Но я хотел рассказать о другом. По одному из предметов мне надо было прочесть «Постижение истории», книгу английского историка Арнольда Тойнби, который теперь на небесах. Он писал о так называемых вызовах истории, об испытаниях или задачах, которые каждая цивилизация решает наиболее приемлемым для себя способом. Одни проигрывают, другие успешно находят решения – в зависимости от того, насколько по силам им каждая конкретная задача. Тойнби приводит примеры.

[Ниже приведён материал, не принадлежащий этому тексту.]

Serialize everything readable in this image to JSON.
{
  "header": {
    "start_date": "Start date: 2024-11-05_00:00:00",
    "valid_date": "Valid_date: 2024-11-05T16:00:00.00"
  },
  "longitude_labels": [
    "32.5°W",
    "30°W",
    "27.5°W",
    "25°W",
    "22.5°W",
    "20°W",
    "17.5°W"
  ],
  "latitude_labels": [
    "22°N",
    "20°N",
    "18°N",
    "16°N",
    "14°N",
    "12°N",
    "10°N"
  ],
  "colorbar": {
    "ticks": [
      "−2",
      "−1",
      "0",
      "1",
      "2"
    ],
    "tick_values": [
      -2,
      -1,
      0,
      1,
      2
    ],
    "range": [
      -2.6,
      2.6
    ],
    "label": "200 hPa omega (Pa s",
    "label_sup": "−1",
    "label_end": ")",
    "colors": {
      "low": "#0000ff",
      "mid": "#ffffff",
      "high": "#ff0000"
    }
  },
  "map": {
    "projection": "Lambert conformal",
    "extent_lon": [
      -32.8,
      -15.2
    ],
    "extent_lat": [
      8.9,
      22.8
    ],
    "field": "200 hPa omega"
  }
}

То же самое можно сказать и об отдельных индивидуумах, совершающих героические поступки. К примеру, о том же Килгоре Трауте. Если бы в тот день и вечер, 13 февраля 2001 года, когда нас всех снова накрыло свободой воли, он находился в районе Таймс-сквер, или рядом с выездом из большого тоннеля, или в аэропорту, где пилоты пребывали в полной уверенности, что их самолеты благополучно взлетят или сядут сами по себе, как это происходило в течение всего повторного десятилетия, – так вот, если бы Траут в тот день находился в каком-то подобном месте, его реакция на вызов, брошенный свободой воли, была бы не столь героической. Потому что задача была бы ему не по силам. И не только ему, а кому бы то ни было.

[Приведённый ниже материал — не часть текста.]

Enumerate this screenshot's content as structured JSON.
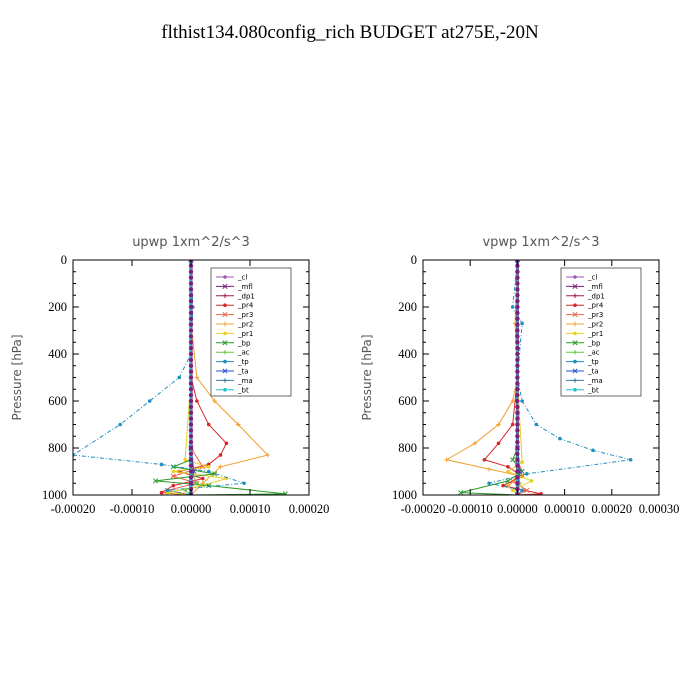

Когда Траут вышел на улицу из приюта – посмотреть, что это так громыхнуло снаружи, – зрелище и вправду было не из приятных, но на конец света оно не тянуло. Жертвы, конечно же, были. Но тела мертвых и умиравших людей не громоздились горами на улицах и не слипались в сплошное кровавое месиво, как это бывает при падении самолета или крушении поезда. Мертвые или живые, это все-таки были личности, сохранившие индивидуальность – люди со своей собственной историей, которую еще можно было прочесть по их лицам.
Дорожное движение на этом отрезке 155-й улицы, в этой глухомани у черта на рогах, всегда было настолько вялым, что можно сказать, его не было вовсе. Так что ревущая пожарная машина, которую сила тяжести волокла задним ходом к реке Гудзон, оказалась единственным интересным объектом, пригодным для наблюдения. Теперь, когда мы получили обратно свободу воли, Трауту ничто не мешало спокойно обдумать увиденное, несмотря на крики и шум, доносившиеся с более оживленных улиц. Он пришел к выводу, как потом сам рассказывал мне в «Занаду», что этому эпизоду с пожарной машиной может быть три объяснения, и одно из них наверняка будет верным: либо была включена задняя или нейтральная передача, либо сломался карданный вал, либо развалилось сцепление.

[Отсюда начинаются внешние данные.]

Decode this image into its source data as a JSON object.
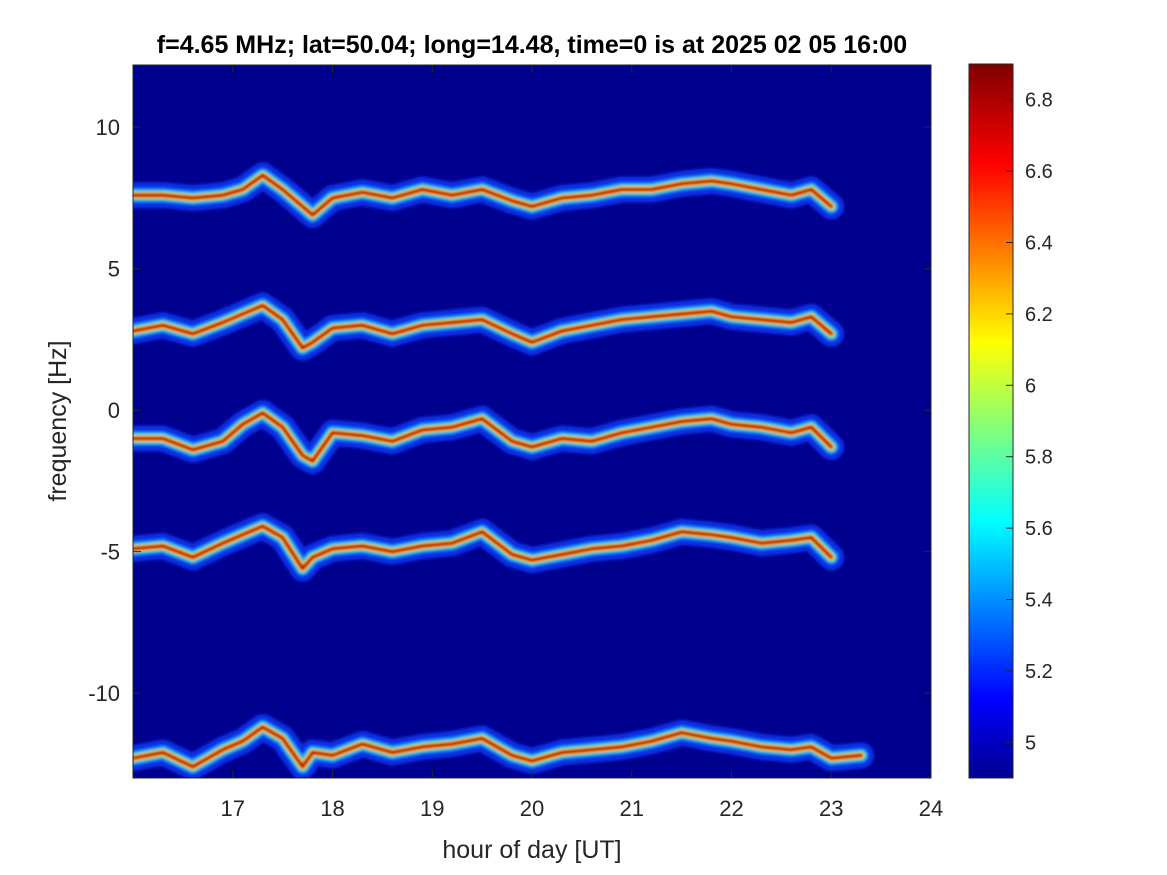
{
  "chart_data": {
    "type": "heatmap",
    "title": "f=4.65 MHz;  lat=50.04; long=14.48, time=0 is at 2025 02 05 16:00",
    "xlabel": "hour of day [UT]",
    "ylabel": "frequency [Hz]",
    "xlim": [
      16,
      24
    ],
    "ylim": [
      -13,
      12.2
    ],
    "x_ticks": [
      17,
      18,
      19,
      20,
      21,
      22,
      23,
      24
    ],
    "x_tick_labels": [
      "17",
      "18",
      "19",
      "20",
      "21",
      "22",
      "23",
      "24"
    ],
    "y_ticks": [
      10,
      5,
      0,
      -5,
      -10
    ],
    "y_tick_labels": [
      "10",
      "5",
      "0",
      "-5",
      "-10"
    ],
    "colormap": "jet",
    "colorbar": {
      "lim": [
        4.9,
        6.9
      ],
      "ticks": [
        6.8,
        6.6,
        6.4,
        6.2,
        6,
        5.8,
        5.6,
        5.4,
        5.2,
        5
      ],
      "tick_labels": [
        "6.8",
        "6.6",
        "6.4",
        "6.2",
        "6",
        "5.8",
        "5.6",
        "5.4",
        "5.2",
        "5"
      ]
    },
    "background_value": 4.95,
    "grid": false,
    "series": [
      {
        "x": [
          16.0,
          16.3,
          16.6,
          16.9,
          17.1,
          17.3,
          17.5,
          17.7,
          17.8,
          18.0,
          18.3,
          18.6,
          18.9,
          19.2,
          19.5,
          19.8,
          20.0,
          20.3,
          20.6,
          20.9,
          21.2,
          21.5,
          21.8,
          22.0,
          22.3,
          22.6,
          22.8,
          23.0
        ],
        "y": [
          7.6,
          7.6,
          7.5,
          7.6,
          7.8,
          8.3,
          7.8,
          7.2,
          6.9,
          7.5,
          7.7,
          7.5,
          7.8,
          7.6,
          7.8,
          7.4,
          7.2,
          7.5,
          7.6,
          7.8,
          7.8,
          8.0,
          8.1,
          8.0,
          7.8,
          7.6,
          7.8,
          7.2
        ]
      },
      {
        "x": [
          16.0,
          16.3,
          16.6,
          16.9,
          17.1,
          17.3,
          17.5,
          17.7,
          17.8,
          18.0,
          18.3,
          18.6,
          18.9,
          19.2,
          19.5,
          19.8,
          20.0,
          20.3,
          20.6,
          20.9,
          21.2,
          21.5,
          21.8,
          22.0,
          22.3,
          22.6,
          22.8,
          23.0
        ],
        "y": [
          2.8,
          3.0,
          2.7,
          3.1,
          3.4,
          3.7,
          3.2,
          2.2,
          2.4,
          2.9,
          3.0,
          2.7,
          3.0,
          3.1,
          3.2,
          2.7,
          2.4,
          2.8,
          3.0,
          3.2,
          3.3,
          3.4,
          3.5,
          3.3,
          3.2,
          3.1,
          3.3,
          2.7
        ]
      },
      {
        "x": [
          16.0,
          16.3,
          16.6,
          16.9,
          17.1,
          17.3,
          17.5,
          17.7,
          17.8,
          18.0,
          18.3,
          18.6,
          18.9,
          19.2,
          19.5,
          19.8,
          20.0,
          20.3,
          20.6,
          20.9,
          21.2,
          21.5,
          21.8,
          22.0,
          22.3,
          22.6,
          22.8,
          23.0
        ],
        "y": [
          -1.0,
          -1.0,
          -1.4,
          -1.1,
          -0.5,
          -0.1,
          -0.6,
          -1.6,
          -1.8,
          -0.8,
          -0.9,
          -1.1,
          -0.7,
          -0.6,
          -0.3,
          -1.1,
          -1.3,
          -1.0,
          -1.1,
          -0.8,
          -0.6,
          -0.4,
          -0.3,
          -0.5,
          -0.6,
          -0.8,
          -0.6,
          -1.3
        ]
      },
      {
        "x": [
          16.0,
          16.3,
          16.6,
          16.9,
          17.1,
          17.3,
          17.5,
          17.7,
          17.8,
          18.0,
          18.3,
          18.6,
          18.9,
          19.2,
          19.5,
          19.8,
          20.0,
          20.3,
          20.6,
          20.9,
          21.2,
          21.5,
          21.8,
          22.0,
          22.3,
          22.6,
          22.8,
          23.0
        ],
        "y": [
          -4.9,
          -4.8,
          -5.2,
          -4.7,
          -4.4,
          -4.1,
          -4.5,
          -5.6,
          -5.2,
          -4.9,
          -4.8,
          -5.0,
          -4.8,
          -4.7,
          -4.3,
          -5.1,
          -5.3,
          -5.1,
          -4.9,
          -4.8,
          -4.6,
          -4.3,
          -4.4,
          -4.5,
          -4.7,
          -4.6,
          -4.5,
          -5.2
        ]
      },
      {
        "x": [
          16.0,
          16.3,
          16.6,
          16.9,
          17.1,
          17.3,
          17.5,
          17.7,
          17.8,
          18.0,
          18.3,
          18.6,
          18.9,
          19.2,
          19.5,
          19.8,
          20.0,
          20.3,
          20.6,
          20.9,
          21.2,
          21.5,
          21.8,
          22.0,
          22.3,
          22.6,
          22.8,
          23.0,
          23.3
        ],
        "y": [
          -12.3,
          -12.1,
          -12.6,
          -12.0,
          -11.7,
          -11.2,
          -11.6,
          -12.6,
          -12.1,
          -12.2,
          -11.8,
          -12.1,
          -11.9,
          -11.8,
          -11.6,
          -12.2,
          -12.4,
          -12.1,
          -12.0,
          -11.9,
          -11.7,
          -11.4,
          -11.6,
          -11.7,
          -11.9,
          -12.0,
          -11.9,
          -12.3,
          -12.2
        ]
      }
    ]
  }
}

Траут не ударился в панику. Как бывший артиллерийский разведчик, он на собственном опыте убедился, что если удариться в панику, от этого будет только хуже. Он сказал мне в «Занаду»: «В жизни, как в опере: от трагических арий всякая безнадежная ситуация становится еще хуже».
Да, он не ударился в панику. И все-таки Траут не сразу сообразил, что он единственный во всей округе был полностью дееспособен и понимал, что происходит. Он очень быстро разобрался, что случилось со Вселенной: она слегка сжалась, а потом вновь начала расширяться. Но это было
В отличие от Дадли Принса Траут даже не окончил школу и не получил аттестат о полном среднем образовании, но кое в чем он был очень похож на моего старшего брата Берни, доктора физической химии из Массачусетского технологического института. И Берни, и Траут еще с ранней юности играли сами с собой в умозрительные игры-загадки, начинавшиеся с такого вопроса: «Допустим, мы наблюдаем то-то и то-то. И что из этого следует?»
Траут понял, что именно произошло – и как это связано с времетрясением и окончанием повторного десятилетия, – но не смог сделать один важный вывод, исходя из своих наблюдений на относительно тихом отрезке 155-й улицы. А именно, что на многие мили вокруг он был единственным человеком, не утратившим способность действовать. Все остальные полностью лишились подвижности, если не по причине серьезных ранений и смерти, то по причине ПВА. Траут потерял драгоценные минуты, дожидаясь прибытия профессиональных спасателей: молодых, крепких ребят из «скорой помощи», полиции, пожарной охраны, Красного Креста и Федерального агентства по чрезвычайным ситуациям, – которые обо всем позаботятся.